Bacteriological, Neurological Myelin Foes

“A similar phenomenon is taking place in bacterial infections. One of the characteristic infectious diseases, which causes such nerve damage, is leprosy,” he said. “We determined that M. leprae damages the myelin sheath of the nerve fibers very early in the course of the infection something nobody knew before was the case. Rather, everybody thought that this phenomenon is due to the immune response. Here we show that this effect can be induced by the bacteria without involving a single immune cell. This suggests that in the early stage of neurodegeneration, you don’t need the immune response to activate the disease.

“That is what the hypothesis has been in multiple sclerosis and other neurodegenerative diseases,” he noted. “By using immune-deficient mice, and an in vitro system where we could generate the neurons with the myelin sheath in culture, we demonstrated that without any immune cells, the bacteria induced such a demyelinating process which resembles the other diseases, such as MS.
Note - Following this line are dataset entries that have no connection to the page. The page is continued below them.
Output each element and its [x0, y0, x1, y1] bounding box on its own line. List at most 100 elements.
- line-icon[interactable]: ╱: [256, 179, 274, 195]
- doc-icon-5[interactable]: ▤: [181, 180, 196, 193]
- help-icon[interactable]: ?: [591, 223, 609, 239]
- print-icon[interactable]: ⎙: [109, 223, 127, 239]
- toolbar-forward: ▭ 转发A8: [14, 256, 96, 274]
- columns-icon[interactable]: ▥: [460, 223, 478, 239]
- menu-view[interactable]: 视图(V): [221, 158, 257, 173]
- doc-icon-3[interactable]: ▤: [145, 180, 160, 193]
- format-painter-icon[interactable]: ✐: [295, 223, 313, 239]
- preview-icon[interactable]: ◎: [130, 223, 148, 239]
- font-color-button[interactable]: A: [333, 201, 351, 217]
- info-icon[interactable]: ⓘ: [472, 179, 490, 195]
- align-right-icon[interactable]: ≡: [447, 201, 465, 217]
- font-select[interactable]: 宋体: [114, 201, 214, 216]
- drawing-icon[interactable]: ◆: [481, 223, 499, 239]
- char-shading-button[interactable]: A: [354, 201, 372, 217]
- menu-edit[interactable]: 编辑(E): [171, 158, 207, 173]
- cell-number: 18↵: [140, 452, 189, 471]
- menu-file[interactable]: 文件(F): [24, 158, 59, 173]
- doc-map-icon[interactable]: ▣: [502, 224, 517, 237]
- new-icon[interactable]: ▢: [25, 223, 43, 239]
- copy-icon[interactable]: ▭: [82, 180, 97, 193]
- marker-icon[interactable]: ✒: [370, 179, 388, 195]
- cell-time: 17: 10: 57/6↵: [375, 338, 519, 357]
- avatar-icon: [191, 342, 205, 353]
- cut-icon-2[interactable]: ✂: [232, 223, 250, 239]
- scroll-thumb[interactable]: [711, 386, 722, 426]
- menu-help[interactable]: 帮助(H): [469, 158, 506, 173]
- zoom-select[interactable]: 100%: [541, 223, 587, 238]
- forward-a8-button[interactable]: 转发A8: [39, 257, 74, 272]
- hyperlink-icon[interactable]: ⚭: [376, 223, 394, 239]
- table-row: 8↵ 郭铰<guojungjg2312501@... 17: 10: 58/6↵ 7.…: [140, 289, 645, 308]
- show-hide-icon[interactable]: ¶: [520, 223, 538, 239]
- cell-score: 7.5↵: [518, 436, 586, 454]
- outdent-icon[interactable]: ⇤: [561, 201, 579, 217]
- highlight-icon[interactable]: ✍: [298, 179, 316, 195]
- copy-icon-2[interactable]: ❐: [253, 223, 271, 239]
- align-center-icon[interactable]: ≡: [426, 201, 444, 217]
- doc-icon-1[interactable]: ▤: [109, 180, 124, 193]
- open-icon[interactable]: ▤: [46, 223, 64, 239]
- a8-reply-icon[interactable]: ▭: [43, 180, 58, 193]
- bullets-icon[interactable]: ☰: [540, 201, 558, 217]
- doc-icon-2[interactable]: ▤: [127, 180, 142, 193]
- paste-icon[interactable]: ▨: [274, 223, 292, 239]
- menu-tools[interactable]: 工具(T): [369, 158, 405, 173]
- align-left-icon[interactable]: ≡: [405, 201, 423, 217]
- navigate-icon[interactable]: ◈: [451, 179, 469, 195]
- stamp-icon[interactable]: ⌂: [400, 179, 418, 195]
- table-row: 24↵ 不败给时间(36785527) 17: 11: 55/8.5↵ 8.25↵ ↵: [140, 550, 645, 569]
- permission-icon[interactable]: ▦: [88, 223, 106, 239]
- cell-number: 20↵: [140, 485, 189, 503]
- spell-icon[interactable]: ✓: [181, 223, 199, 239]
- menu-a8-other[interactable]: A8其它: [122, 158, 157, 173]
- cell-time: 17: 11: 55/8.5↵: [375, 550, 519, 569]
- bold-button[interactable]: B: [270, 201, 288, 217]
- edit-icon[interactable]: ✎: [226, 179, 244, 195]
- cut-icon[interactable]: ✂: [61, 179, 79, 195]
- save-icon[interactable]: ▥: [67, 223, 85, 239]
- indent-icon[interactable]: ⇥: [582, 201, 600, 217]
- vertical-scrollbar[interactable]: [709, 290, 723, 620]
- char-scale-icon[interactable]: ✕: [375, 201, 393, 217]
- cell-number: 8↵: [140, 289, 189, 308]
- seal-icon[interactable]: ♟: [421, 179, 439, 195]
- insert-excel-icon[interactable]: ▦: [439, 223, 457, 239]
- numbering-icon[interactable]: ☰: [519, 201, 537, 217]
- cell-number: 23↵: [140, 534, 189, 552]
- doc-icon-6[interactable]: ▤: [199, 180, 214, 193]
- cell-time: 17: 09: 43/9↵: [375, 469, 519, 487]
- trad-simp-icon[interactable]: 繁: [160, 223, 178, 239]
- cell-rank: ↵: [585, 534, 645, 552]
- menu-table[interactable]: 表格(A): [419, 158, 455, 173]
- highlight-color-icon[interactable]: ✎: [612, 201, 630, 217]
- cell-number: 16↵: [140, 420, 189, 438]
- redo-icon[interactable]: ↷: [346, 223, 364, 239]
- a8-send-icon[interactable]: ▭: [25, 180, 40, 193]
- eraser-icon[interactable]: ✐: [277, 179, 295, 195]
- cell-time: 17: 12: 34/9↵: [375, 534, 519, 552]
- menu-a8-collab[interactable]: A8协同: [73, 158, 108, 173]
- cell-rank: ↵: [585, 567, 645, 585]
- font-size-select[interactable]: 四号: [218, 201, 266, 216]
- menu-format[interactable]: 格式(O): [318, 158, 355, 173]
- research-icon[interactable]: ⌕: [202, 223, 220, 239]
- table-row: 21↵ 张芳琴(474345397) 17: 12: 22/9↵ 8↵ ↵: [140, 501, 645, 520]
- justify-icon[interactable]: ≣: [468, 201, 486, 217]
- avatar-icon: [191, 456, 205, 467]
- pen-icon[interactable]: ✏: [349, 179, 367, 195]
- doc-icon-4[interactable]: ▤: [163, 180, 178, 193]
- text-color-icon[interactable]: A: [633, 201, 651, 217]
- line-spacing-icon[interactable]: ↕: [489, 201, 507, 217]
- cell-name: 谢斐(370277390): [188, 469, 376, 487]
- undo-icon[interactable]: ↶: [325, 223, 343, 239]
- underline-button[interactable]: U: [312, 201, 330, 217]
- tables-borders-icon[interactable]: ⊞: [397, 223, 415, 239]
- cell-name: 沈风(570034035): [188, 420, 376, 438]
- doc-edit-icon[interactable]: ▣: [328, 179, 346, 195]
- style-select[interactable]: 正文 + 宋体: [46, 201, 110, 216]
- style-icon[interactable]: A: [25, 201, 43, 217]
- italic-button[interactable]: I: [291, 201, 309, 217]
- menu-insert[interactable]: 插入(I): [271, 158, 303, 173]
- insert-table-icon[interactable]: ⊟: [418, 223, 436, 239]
“In our in vivo experiment,” Rambukkana recounted, “we simply injected the live leprosy bacteria, and their lifeless bacterial products, into a standard immunodeficient mouse model. Within 72 hours, we could see significant demyelination damage to their nerves. Using a co-culture’ system developed by co-author James Salzer at New York University, M. leprae produced significant damage to the myelin sheaths 24 hours after attaching to the nerves. Unexpectedly,” he added, “the bacterium doesn’t have to enter the cell to cause this myelin degeneration. Instead, it hides out in the supporting cells that enclose non-myelin fibers, poised to initiate later attacks.”

“This suggests,” Salzer said, “that binding of M. leprae to the surface of the myelin sheath is sufficient to induce myelin breakdown presumably by activating signals inside the cell. Such signals could also be activated in other diseases that cause demyelination.”

“There are more than 10 million cases of leprosy in the world today,” Rambukkana observed. “Antibiotics can cure the disease bacteriologically. But the problem is that the neurological damage is irreversible. Patients who have had the disease still have a problem. Those inert bacterial products, which remain inside, are unable to get out easily. And those products can continue to cause the nerve damage. That is what we have shown in this Science paper. We don’t need the live M. leprae to cause leprosy. We can bring on the disease by the cell-wall fraction of the bacterium its product which alone can cause this pathology.

“This is fascinating, because the leprosy bug does not kill the nerve cells Our study shows that early infection is very important because this itself can cause the damage, which can have effects in the later stage, by perturbing the whole neural microenvironment.”

On Track Of Diagnostic Markers

Rambukkana said, “There is no diagnosis for the early stage in any neurological disease. We only diagnose MS when the patient cannot move, cannot read. Once you diagnose it, the damage has already occurred. So this finding is a good tool that we can use for diagnosis. If you use a known pathogen that can cause similar damage, how it caused the lesion will help us to understand the early stage, which, I believe, can be useful as common diagnostic markers for many demyelinating neurodegenerative diseases of which there are 10 or 15 known.”

He and his co-authors are looking for a diagnostic marker to tackle the question: What should be done with suspected early stage leprosy, rather than go immediately to inflammatory immune cells? He pictures a putative clinical scenario in using those markers to diagnose a suspect patient: “Hey, this guy may have leprosy,” or, “This guy is more genetically prone to get neurodegenerative diseases.”

Foreseeing the future, he said: “Our plan is not to deal clinically with leprosy only but also to use this as a model for dissecting the molecular basis of the demyelination process. We are really focused,” he concluded, “on the wider application not on leprosy per se.”